He showed me his garden, from whence come the beautiful vegetables he had more than once supplied me with; in the midst of it was a very fine and flourishing date palm tree, which he said bore its fruit as prosperously here as it would in Asia. After the garden, we visited a charming nicely-kept poultry yard, and I returned home much delighted with my visit and the kind good humour of my host.
In the afternoon, I sat as usual at the receipt of custom, hearing of aches and pains, till I ached myself sympathetically from head to foot.

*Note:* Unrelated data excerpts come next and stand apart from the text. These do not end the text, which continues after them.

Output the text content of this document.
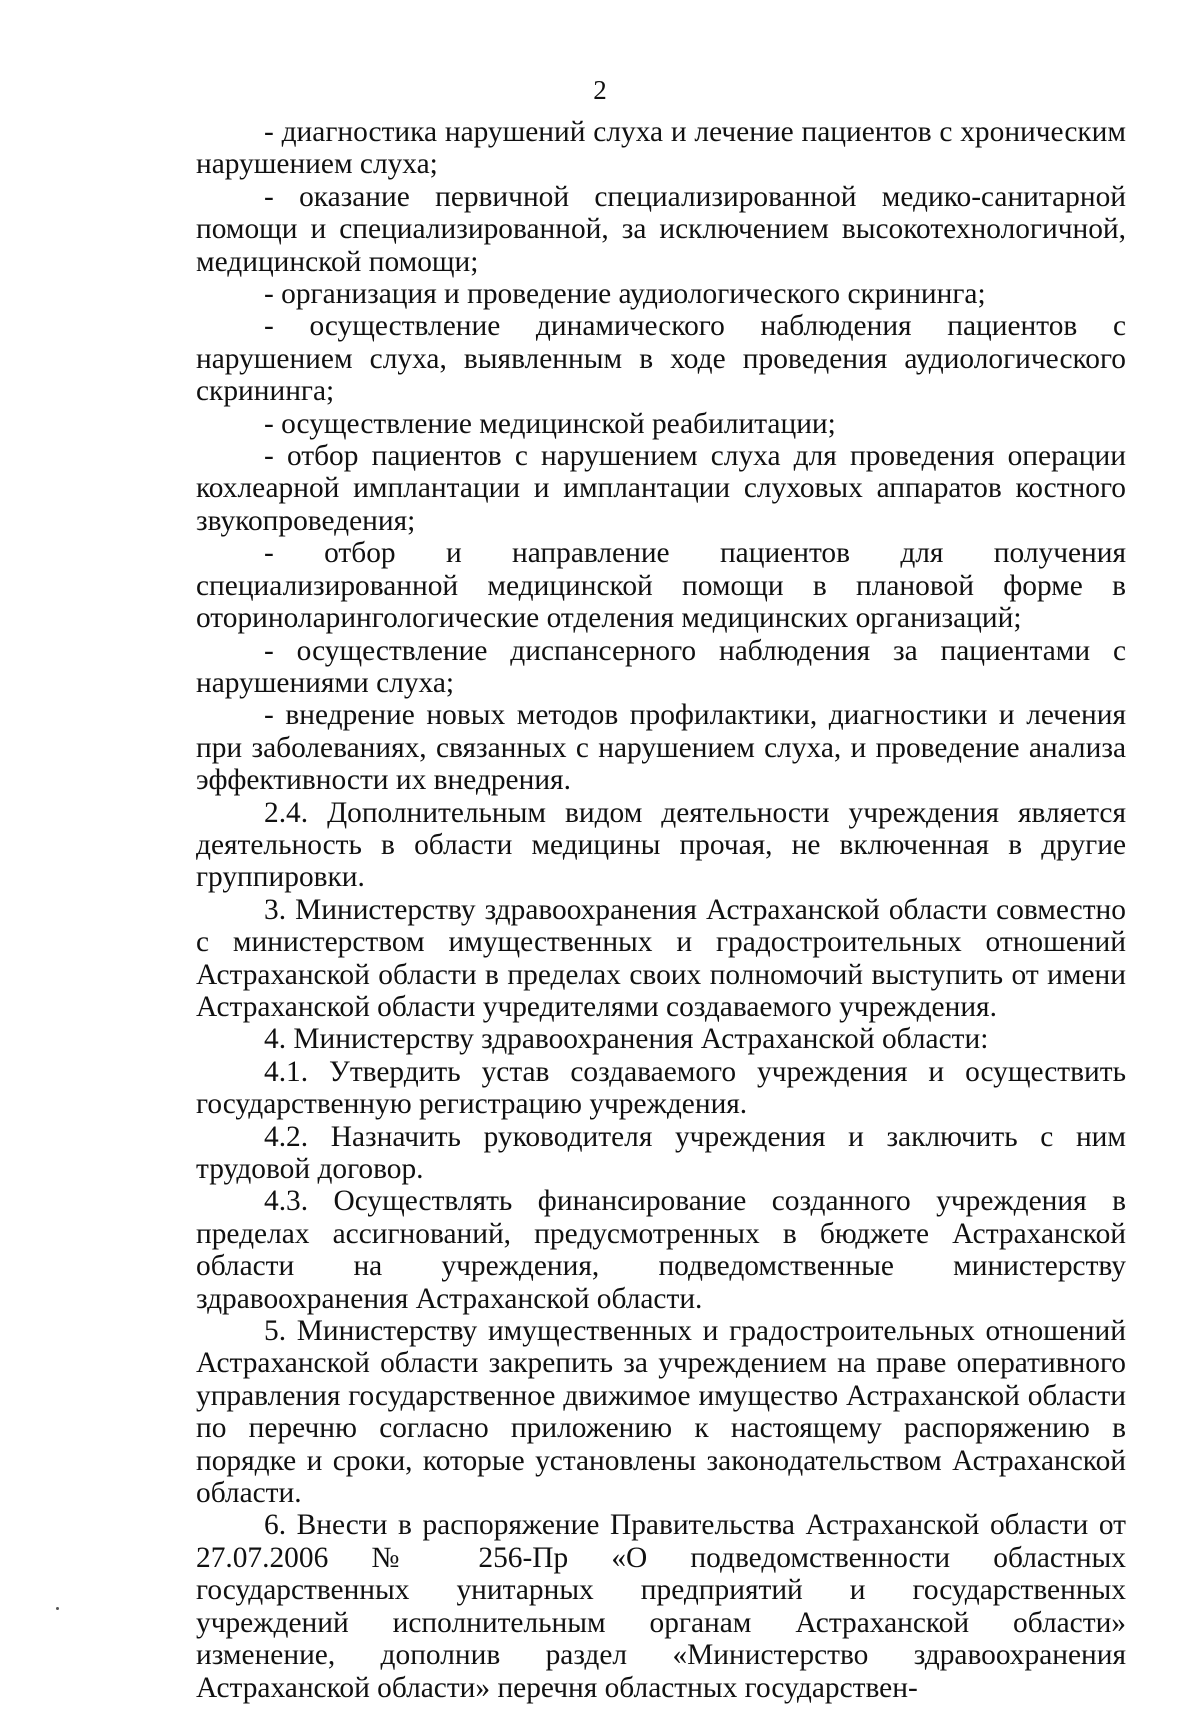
2

- диагностика нарушений слуха и лечение пациентов с хроническим нарушением слуха;

- оказание первичной специализированной медико-санитарной помощи и специализированной, за исключением высокотехнологичной, медицинской помощи;

- организация и проведение аудиологического скрининга;

- осуществление динамического наблюдения пациентов с нарушением слуха, выявленным в ходе проведения аудиологического скрининга;

- осуществление медицинской реабилитации;

- отбор пациентов с нарушением слуха для проведения операции кохлеарной имплантации и имплантации слуховых аппаратов костного звукопроведения;

- отбор и направление пациентов для получения специализированной медицинской помощи в плановой форме в оториноларингологические отделения медицинских организаций;

- осуществление диспансерного наблюдения за пациентами с нарушениями слуха;

- внедрение новых методов профилактики, диагностики и лечения при заболеваниях, связанных с нарушением слуха, и проведение анализа эффективности их внедрения.

2.4. Дополнительным видом деятельности учреждения является деятельность в области медицины прочая, не включенная в другие группировки.

3. Министерству здравоохранения Астраханской области совместно с министерством имущественных и градостроительных отношений Астраханской области в пределах своих полномочий выступить от имени Астраханской области учредителями создаваемого учреждения.

4. Министерству здравоохранения Астраханской области:

4.1. Утвердить устав создаваемого учреждения и осуществить государственную регистрацию учреждения.

4.2. Назначить руководителя учреждения и заключить с ним трудовой договор.

4.3. Осуществлять финансирование созданного учреждения в пределах ассигнований, предусмотренных в бюджете Астраханской области на учреждения, подведомственные министерству здравоохранения Астраханской области.

5. Министерству имущественных и градостроительных отношений Астраханской области закрепить за учреждением на праве оперативного управления государственное движимое имущество Астраханской области по перечню согласно приложению к настоящему распоряжению в порядке и сроки, которые установлены законодательством Астраханской области.

6. Внести в распоряжение Правительства Астраханской области от 27.07.2006 № 256-Пр «О подведомственности областных государственных унитарных предприятий и государственных учреждений исполнительным органам Астраханской области» изменение, дополнив раздел «Министерство здравоохранения Астраханской области» перечня областных государствен-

Yesterday morning, dear E——, I went on horseback to St. Annie’s, exploring on my way some beautiful woods, and in the afternoon I returned thither in a wood waggon with Jack to drive and a mule to draw me, Montreal being quite beyond his management; and then and there, the hatchet and saw being in company, I compelled my slave Jack, all the rattlesnakes in creation to the contrary notwithstanding, to cut and clear a way for my chariot through the charming copse.
My letter has been lying unfinished for the last three days. I have been extraordinarily busy, having emancipated myself from the trammels of Jack and all his terror, and as I fear no serpents on horseback, have been daily riding through new patches of woodland without any guide, taking my chance of what I might come to in the shape of impediments. Last Tuesday, I rode through a whole wood, of burned and charred trees, cypresses and oaks, that looked as if they had been each of them blasted by a special thunderbolt, and whole thickets of young trees and shrubs perfectly black and brittle from the effect of fire, I suppose the result of some carelessness of the slaves. As this charcoal woodland extended for some distance, I turned out of it, and round the main road through the plantation, as I could not ride through the blackened boughs and branches without getting begrimed. It had a strange wild desolate effect, not without a certain gloomy picturesqueness.